Can solar energy compete with fossil fuels?
| February 21, 2014
The world's biggest solar plant opened last month in California. Spanning across about 4,000 acres of land, the "concentrating solar" thermal plant harbors hundreds of thousands glittering mirrors reflecting sunlight on to large towers and heating them up to 932 degrees F. Water in pipes atop the towers turns into steam spinning turbines to create power.
Taking more than four years to build and costing $2.5 billion, the Invanpah plant is estimated to produce as much electricity as a coal- or natural-gas-fired power plant. And with tough renewable portfolio standards like in California (requiring electric utilities to generate 33 percent of their energy from renewables by 2020), more of these plants are here to come.
According to the Edison Electric Institute, such utility-sized solar plants will soon appear across the United States with 232 under construction, in testing or to be granted with permits. One question, however, remains: Can solar compete with fossil fuels in terms of price?
The usual answer to this questions has always been "no." The Energy Information Administration (EIA) estimates that generating power from solar cells will cost on average about 30 to 50 percent more than producing power from coal and gas, for power plants entering into service by 2018.
With respect to thermal solar power plants like Invanpah, the cost analysis is even more skewed in favor of fossil fuels with an "estimated levelized cost" of $261 per MWh compared to $100 per MWh from a conventional coal-fired power plants (see table below from the recent EIA Annual Energy Outlook).
But these costs don't have to remain that high and depend on how you estimate them — such as the time horizon and methodological assumptions you choose.

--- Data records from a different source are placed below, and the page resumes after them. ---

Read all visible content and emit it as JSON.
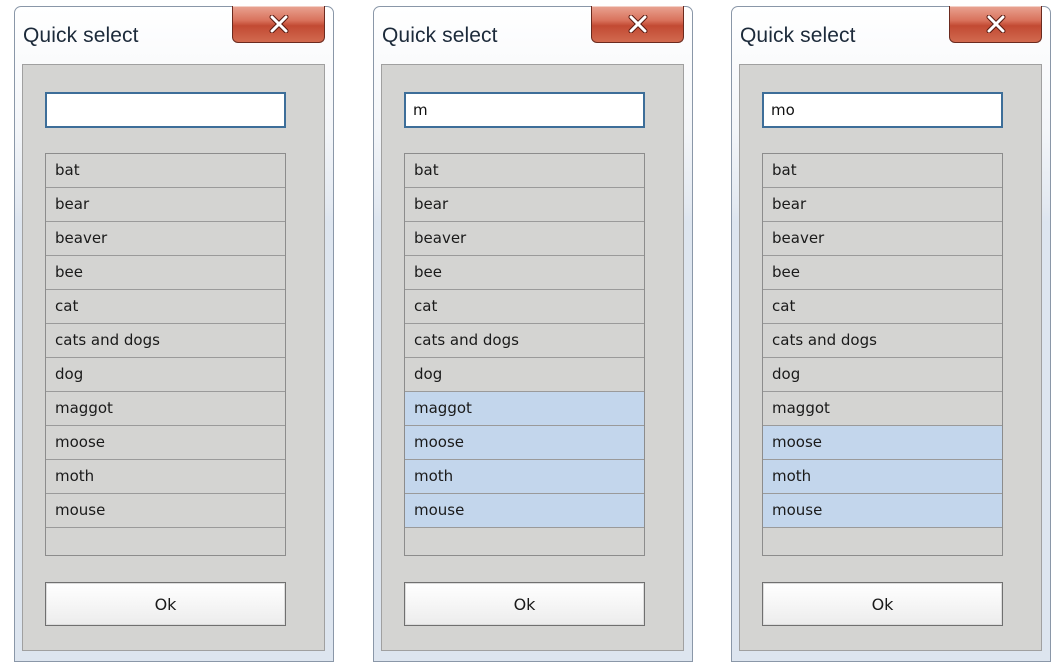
{
  "dialogs": [
    {
      "title": "Quick select",
      "search": {
        "value": "",
        "caret": true
      },
      "items": [
        {
          "label": "bat",
          "highlighted": false
        },
        {
          "label": "bear",
          "highlighted": false
        },
        {
          "label": "beaver",
          "highlighted": false
        },
        {
          "label": "bee",
          "highlighted": false
        },
        {
          "label": "cat",
          "highlighted": false
        },
        {
          "label": "cats and dogs",
          "highlighted": false
        },
        {
          "label": "dog",
          "highlighted": false
        },
        {
          "label": "maggot",
          "highlighted": false
        },
        {
          "label": "moose",
          "highlighted": false
        },
        {
          "label": "moth",
          "highlighted": false
        },
        {
          "label": "mouse",
          "highlighted": false
        }
      ],
      "ok_label": "Ok"
    },
    {
      "title": "Quick select",
      "search": {
        "value": "m",
        "caret": false
      },
      "items": [
        {
          "label": "bat",
          "highlighted": false
        },
        {
          "label": "bear",
          "highlighted": false
        },
        {
          "label": "beaver",
          "highlighted": false
        },
        {
          "label": "bee",
          "highlighted": false
        },
        {
          "label": "cat",
          "highlighted": false
        },
        {
          "label": "cats and dogs",
          "highlighted": false
        },
        {
          "label": "dog",
          "highlighted": false
        },
        {
          "label": "maggot",
          "highlighted": true
        },
        {
          "label": "moose",
          "highlighted": true
        },
        {
          "label": "moth",
          "highlighted": true
        },
        {
          "label": "mouse",
          "highlighted": true
        }
      ],
      "ok_label": "Ok"
    },
    {
      "title": "Quick select",
      "search": {
        "value": "mo",
        "caret": true
      },
      "items": [
        {
          "label": "bat",
          "highlighted": false
        },
        {
          "label": "bear",
          "highlighted": false
        },
        {
          "label": "beaver",
          "highlighted": false
        },
        {
          "label": "bee",
          "highlighted": false
        },
        {
          "label": "cat",
          "highlighted": false
        },
        {
          "label": "cats and dogs",
          "highlighted": false
        },
        {
          "label": "dog",
          "highlighted": false
        },
        {
          "label": "maggot",
          "highlighted": false
        },
        {
          "label": "moose",
          "highlighted": true
        },
        {
          "label": "moth",
          "highlighted": true
        },
        {
          "label": "mouse",
          "highlighted": true
        }
      ],
      "ok_label": "Ok"
    }
  ],
  "icons": {
    "close": "close-x-icon"
  },
  "colors": {
    "highlight": "#c3d6ec",
    "panel": "#d4d4d2",
    "search_border": "#3d6e99",
    "close_button": "#c24a33"
  }
}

The usual way to compare the costs of power produced from different sources, is to calculate the levelized energy cost (LEC), the price at which all the costs for building and operating a power plant breaks even with the income from the power generated. This also includes the price of carbon — for instance, the EIA incorporates $15 per metric ton of carbon dioxide that is emitted from new coal-fired power plants without carbon control and sequestration.
However, one can also modify this usual way of calculating electricity costs by source, and the outcomes are astonishing. In its recent estimates, the German-based Frauenhofer Institute added a factor of technological advancement, which reduces the average LEC of renewables over time.
The result: the LEC of solar cells could compete with gas and coal in Germany by 2030, even under the scenario of low carbon prices and the end of solar subsidies by 2018 (see table from this recent study). This is because historical data shows that technology has reduced the cost of renewable energy by up to 20 percent over the past 20 years and could reduce the costs even further over the coming years.
Of course, Germany is not the United States, and the competitiveness of renewable energies also depends on location, how much sunshine there is and the political and economic climate. Still, it is an example that solar power could also compete with oil and gas in the U.S., taking technological development over the long term into account.
In fact, signs of this possibility are already there. According to the financial advisor and asset manager firm Lazard Freres & Co., the LEC of wind and solar sources in the U.S. has fallen by more than 50 percent over the past four years.
Also, renewables would be cheaper if the estimated carbon price for fossil-fuel-based energy would be higher. This might be obvious, yet organizations like the EIA and Frauenhofer Institute prefer to take fairly modest estimates in face of Europe's failed emission trading system, not to mention the failure to reach a global agreement on climate change.
The irony, however, here is that carbon prices like $15 per ton are far below the "internal carbon prices" that are used by the industry for business planning purposes. ExxonMobile is working with an internal carbon price of $60 per ton, Shell with $40 and BP with $40 when it comes to preparing themselves for future environmental legislation. Using such an estimate for calculating the costs of coal and gas compared to solar would turn the picture upside down.